Head shot of Prof. Katlyn Meier, woman with long brown hair and a black sweater, outdoor background
Prof. Katlyn Meier
Assistant Professor, Department of Chemistry
University of Miami
iSTEM-2 Building, Room 1218
Inorganic Seminar

Metals are ubiquitous in nature. In fact, more than 30% of all proteins require a metal for proper folding or function. In this talk, I will focus on how my lab uses a range of spectroscopic characterization tools to define the role of metals on protein structure and formation of dynamic protein-protein complexes. In the first part of the talk, I will discuss the progesterone receptor membrane component 1 (PGRMC1) protein, which binds heme and is thought to interact with downstream cytochrome P450s to disrupt drug metabolism and cholesterol synthesis. Recent work has called into question the heme-triggered formation of the PGRMC1 dimer that is thought to be critical for these interactions. Using a combination of spectroscopic techniques, we have characterized the heme-PGRMC1 interaction at the secondary, quaternary, and metal-centric levels and have determined that PGRMC1 can exploit multiple paths in formation of the homodimer, albeit with different kinetics. The second half of my talk will focus on understanding the interaction of copper with huntingtin (htt) – the protein associated with Huntington’s Disease.

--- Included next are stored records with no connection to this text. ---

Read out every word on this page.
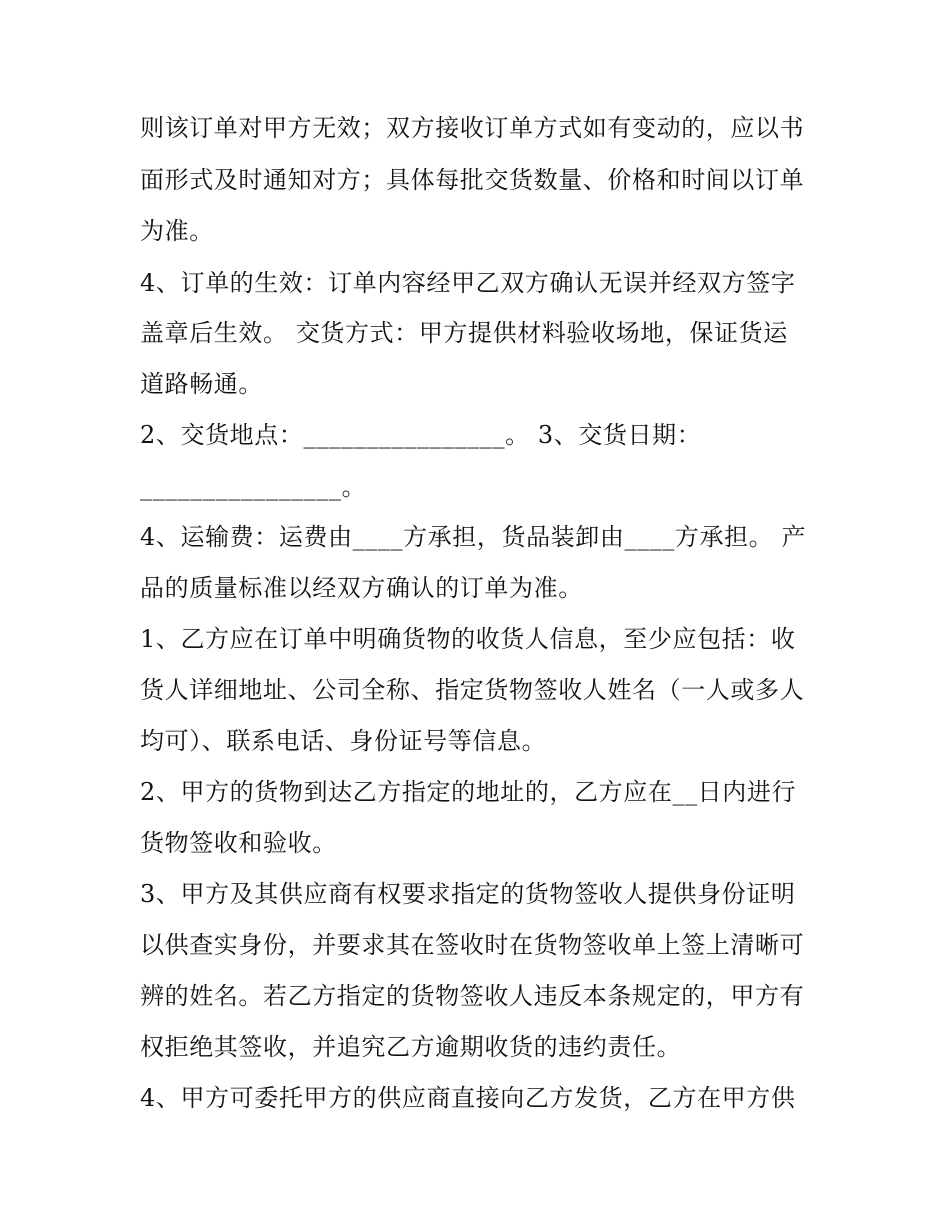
则该订单对甲方无效；双方接收订单方式如有变动的，应以书
面形式及时通知对方；具体每批交货数量、价格和时间以订单
为准。
4、订单的生效：订单内容经甲乙双方确认无误并经双方签字
盖章后生效。 交货方式：甲方提供材料验收场地，保证货运
道路畅通。
2、交货地点：________________。 3、交货日期：
________________。
4、运输费：运费由____方承担，货品装卸由____方承担。 产
品的质量标准以经双方确认的订单为准。
1、乙方应在订单中明确货物的收货人信息，至少应包括：收
货人详细地址、公司全称、指定货物签收人姓名（一人或多人
均可）、联系电话、身份证号等信息。
2、甲方的货物到达乙方指定的地址的，乙方应在__日内进行
货物签收和验收。
3、甲方及其供应商有权要求指定的货物签收人提供身份证明
以供查实身份，并要求其在签收时在货物签收单上签上清晰可
辨的姓名。若乙方指定的货物签收人违反本条规定的，甲方有
权拒绝其签收，并追究乙方逾期收货的违约责任。
4、甲方可委托甲方的供应商直接向乙方发货，乙方在甲方供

This work is motivated by the fact that, while there is currently no cure for the disease, metal chelation therapies have emerged as promising treatment options to ameliorate symptoms. However, the metal-protein interaction is poorly understood. We combine molecular biology, spectroscopy (EPR, circular dichroism, dynamic light scattering), and in vivo Drosophila HD models to shed light on the metal-huntingtin protein interaction. Our multi-pronged approach reveals, for the first time, the impact of copper on protein aggregation across a broad spectrum of relevant length scales – from molecules to colloids to whole organs. In summation, these studies highlight the influence of metals in mediating larger protein-protein interactions of high relevance to human health.